The IPPR makes three recommendations. The first is the formation of a northern Brexit negotiating committee, to enable the north to be heard and to build trade relationships with regions and nations within and beyond the EU. This recognises that the Government’s industrial strategy is an opportunity to take a more proactive approach to structural challenges. The second recommendation calls on the Government to adopt a place-based approach to industrial strategy with the core principles of regional differentiation, co-ordinated investment and devolution. Local economic resilience needs to be fostered and developed. Thirdly, local enterprise partnerships should conduct resilience audits that set out the post-Brexit threats to their economies and develop strategic responses. Government should be asked to back this strategy as part of a new round of devolution deals with each local enterprise area.
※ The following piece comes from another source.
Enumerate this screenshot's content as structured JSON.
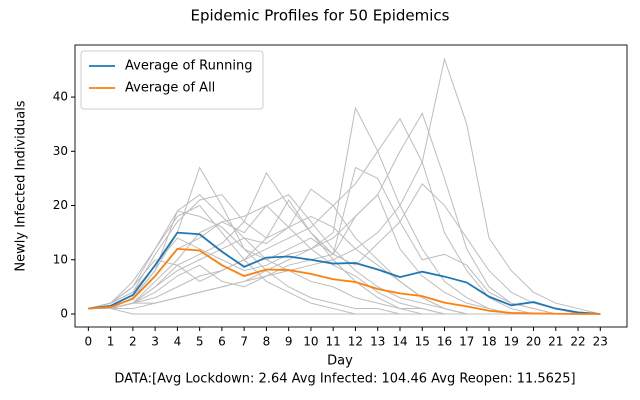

As the report also states:
“The North has distinct economic assets and interests that present both opportunities and threats as the UK prepares to leave the European Union”.
It warns that the patchy development of combined authorities, metro mayors and devolution deals in the north affect the formulation of a coherent response to Brexit.
I have attempted to give a flavour of this exciting report and touch on some of the issues facing the north in relation to its economy and underlying structures, such as health, education, housing and transport. Much is positive; much shows forward thinking. The importance of local enterprise partnerships and the encouragement of local democracy are at the core of progress in the north. Will the Government heed the warning signs of the IPPR report and consider its recommendations? I beg to move.
My Lords, I remind the House that there is a five-minute time limit for Back-Bench speeches, so if the clock says five, I am afraid that you have gone over.